Same as on the play, but also plus a Duress and minus a The Scarab God

Kitesail Freebooter is great because it slows them down significantly when they kill it and sometimes they don't have multiple removal spells so it even sticks and blocks their one-drops. When that happens Hostage Taker is all-star, but they have plenty of burn spells, so it's not that common. My advice would be to be very aggressive with trying to set up God-Pharaoh's Gift – most of the time even ignoring the fact that they could have Abrade – because that and a good draw is very hard to beat. Their best card is not Hazoret – because that one is pretty easy to chump block for few turns and you can gain life to not get burned out by his ability – but Rampaging Ferocidon. It doesn't die to a normal Fatal Push, is hard to block and punishes us for playing blockers and prevents life gain. True nightmare to deal with. After sideboard, they don't improve by much and you get some extra removal and Duress to help with getting God-Pharaoh's Gift online. You don't want to overdo something, which is why only a few copies of those cards are sideboarded in, because drawing multiples when they are not good is death sentence.

Abzan Tokens

+4 Negate
+3 Duress
+1 Search for Azcanta
+2 Cataclysmic Gearhulk


-2 Fatal Push
-4 Walking Ballista
-3 Hostage Taker
-1 Angel of Invention

Game one is rough, because your only interaction is Kitesail Freebooter, and that won't be in play forever. You need to get God-Pharaoh's Gift into play as soon as possible and hope it is good enough. Post-board, on other hand, this matchup shifts dramatically. With Negate, Duress, Cataclysmic Gearhulk and robust card advantage engines in Search for Azcanta and Champion of Wits, it is very easy to answer all of their relevant cards and win with card advantage. The only card that is annoying to play against is Angel of Sanctions, so if they have plenty of those I suggest sideboarding a couple Vraska's Contempt for Angel of Invention and Gate to the Afterlife.

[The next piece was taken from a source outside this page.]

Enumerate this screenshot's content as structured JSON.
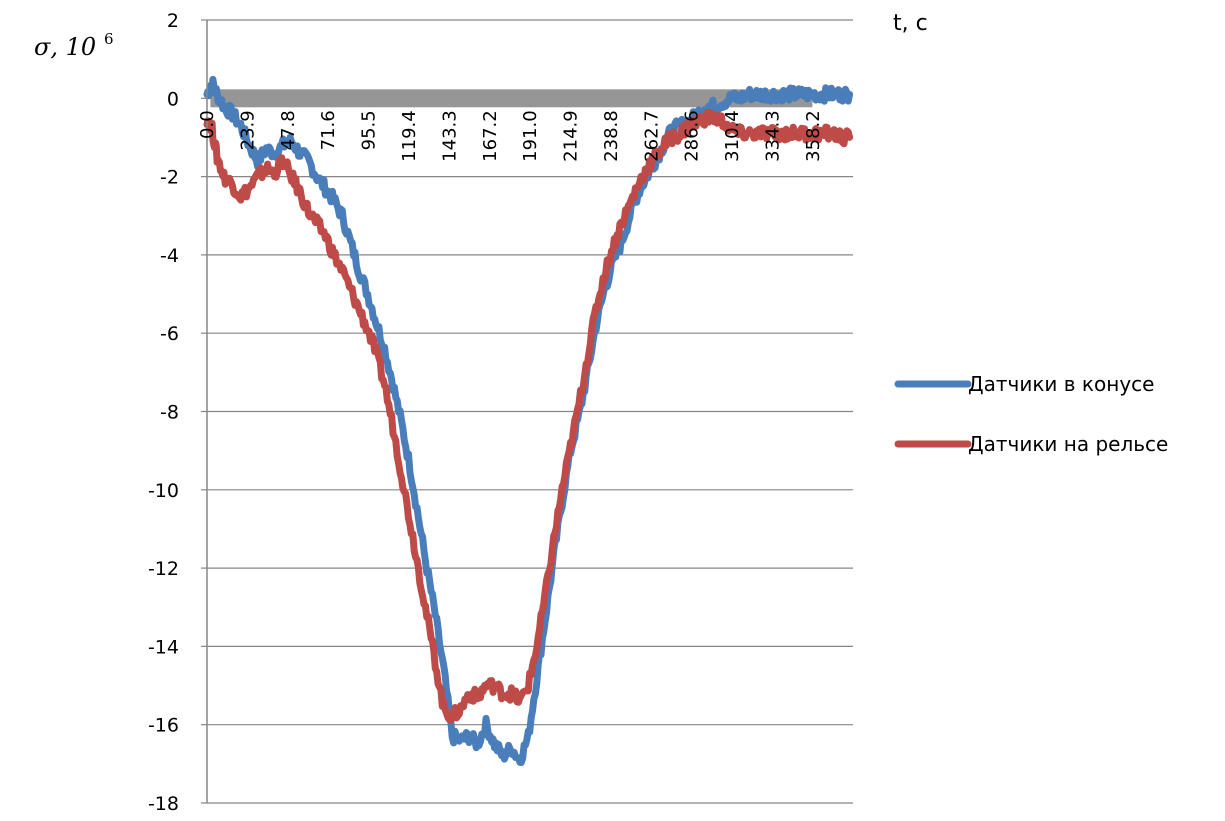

Lastly, let me round up this article by some tips:

- Azcanta, the Sunken Ruin is not as good in this deck as in others, especially pre-board, so when you don't need the land, consider keeping it unflipped, which helps you to put more creatures in your graveyard for Gate to the Afterlife.

- Try to not sideboard that much if you need God-Pharaoh's Gift active soon in the matchup. Usually in creature matchups you need it, and in non-creature matchups you can win just with disruption and value cards.

- Don't forget that Angel of Invention boosts Champion of Wits, so you get to draw extra card!

- The deck is very mana hungry, so if you are not sure, play Fetid Pool.

- Often you want to discard a card to Chart a Course, so make sure to play it precombat.

That is all for today, I hope you will enjoy playing with this deck as much as I did, and if you have any questions let me know!